Favorite things---the things in the song.

Trying to straighten out the window in the painting---which makes everything else "kittywhompus".

 

This is a painting of the things I would like to see if I ever make it to Switzerland.  I know nothing is proportioned "right" in this.  The scale is all wrong.  The chalet should be larger.  The chalet was painted long after I painted the rest of it. 

Axel the dog in a wheat field

 

Painting with man and lady. 

Car, dresser, hand, hammer etc.

 

"Electrical" collage

 

 

Click on the photos below to see a larger version.  The largest version will fill the screen.

 

Whole painting at a distance

zoom of whole painting at a distance

zoom of painting at a distance cropped

detail of middle of painting

Another detail of the middle of the painting

detail of the right side of the painting

painting of the meadow and mountain  

As far as the "inspiration" ...  I think I was inspired by an ad for Ricola. Do you have Ricola drops? No!!!! It was something called Olbas. There is a menthol stuff, Olbas. I saw it advertised in a British magazine once. It is a Swiss herb stuff in the health food store. I grabbed one of their brochures in our local health food shop. There was this picture of a mountain and this wonderful meadow at the foot of it with wild flowers. I don't think there's any copyright problems, because my mountain and meadow look nothing like the original. If my adoption file is correct, then I have Swiss ancestry on my father's side. I have wanted to visit Switzerland for a long time, so I painted the types of things I wanted to see when I go.

I "cheat" when I paint. I trace things. The chalet came off the Internet. The shape did anyway. The actual color and decoration was "mine". The bear is a heraldic bear from a book--it is off one of the Swiss flags. It's supposed to be more upright, but I thought it should look as if it were in the forest --- rather, meadow. The church is modeled off ones I saw in a book and online. It is kind of a mix of two or more churches.

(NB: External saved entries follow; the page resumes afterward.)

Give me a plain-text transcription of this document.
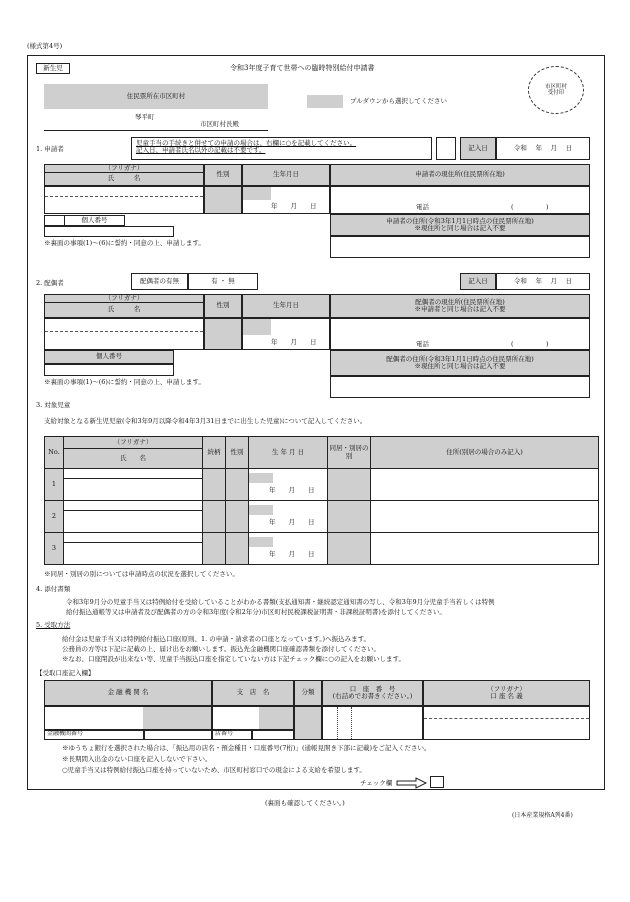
(様式第4号)
新生児	令和3年度子育て世帯への臨時特別給付申請書
市区町村
受付印
住民票所在市区町村
琴平町
市区町村長殿
プルダウンから選択してください
1. 申請者
児童手当の手続きと併せての申請の場合は、右欄に○を記載してください。
記入日、申請者氏名以外の記載は不要です。	記入日	令和　 年　 月　 日
（フリガナ）
氏　　　名	性別	生年月日	申請者の現住所(住民票所在地)
年　　月　　日	電話	(　　　　　)
個人番号	申請者の住所(令和3年1月1日時点の住民票所在地)
※現住所と同じ場合は記入不要
※裏面の事項(1)～(6)に誓約・同意の上、申請します。
2. 配偶者	配偶者の有無	有 ・ 無	記入日	令和　 年　 月　 日
（フリガナ）
氏　　　名	性別	生年月日	配偶者の現住所(住民票所在地)
※申請者と同じ場合は記入不要
年　　月　　日	電話	(　　　　　)
個人番号	配偶者の住所(令和3年1月1日時点の住民票所在地)
※現住所と同じ場合は記入不要
※裏面の事項(1)～(6)に誓約・同意の上、申請します。
3. 対象児童
支給対象となる新生児児童(令和3年9月以降令和4年3月31日までに出生した児童)について記入してください。
No.	（フリガナ）	続柄	性別	生 年 月 日	同居・別居の別	住所(別居の場合のみ記入)
	氏　　名					
1				年　　月　　日		

2				年　　月　　日		

3				年　　月　　日		

※同居・別居の別については申請時点の状況を選択してください。
4. 添付書類
令和3年9月分の児童手当又は特例給付を受給していることがわかる書類(支払通知書・継続認定通知書の写し、令和3年9月分児童手当若しくは特例
給付振込通帳等又は申請者及び配偶者の方の令和3年度(令和2年分)市区町村民税課税証明書・非課税証明書)を添付してください。
5. 受取方法
給付金は児童手当又は特例給付振込口座(原則、1. の申請・請求者の口座となっています。)へ振込みます。
公務員の方等は下記に記載の上、届け出をお願いします。振込先金融機関口座確認書類を添付してください。
※なお、口座閉設が出来ない等、児童手当振込口座を指定していない方は下記チェック欄に○の記入をお願いします。
【受取口座記入欄】
金 融 機 関 名	支　店　名	分類	口　座　番　号
(右詰めでお書きください。)
（フリガナ）
口 座 名 義
金融機関番号	店番号
※ゆうちょ銀行を選択された場合は、「振込用の店名・預金種目・口座番号(7桁)」(通帳見開き下部に記載)をご記入ください。
※長期間入出金のない口座を記入しないで下さい。
○児童手当又は特例給付振込口座を持っていないため、市区町村窓口での現金による支給を希望します。
チェック欄
(裏面も確認してください。)
(日本産業規格A列4番)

I get my art supplies on the cheap sometimes. This canvas came out of the trash of my father-in-law's neighbor. The people were moving into a
retirement home. I got a home made easel and some canvases. This canvas had a pencil drawing of a mountain on it. But it was not going the way I wanted it. So, I painted over it and turned the canvas the other way. A small tube of white paint was not going to cover it easily. So, I asked around---we had a can of white acrylic paint that was left from when they painted the inside of the house. Would it work on my canvas? Everybody said yes as acrylic paint is acrylic paint. Wrong! The can of paint was "semi-gloss". It has a slick shiny finish. The tubes of colored acrylic paint didn't want to stick to it.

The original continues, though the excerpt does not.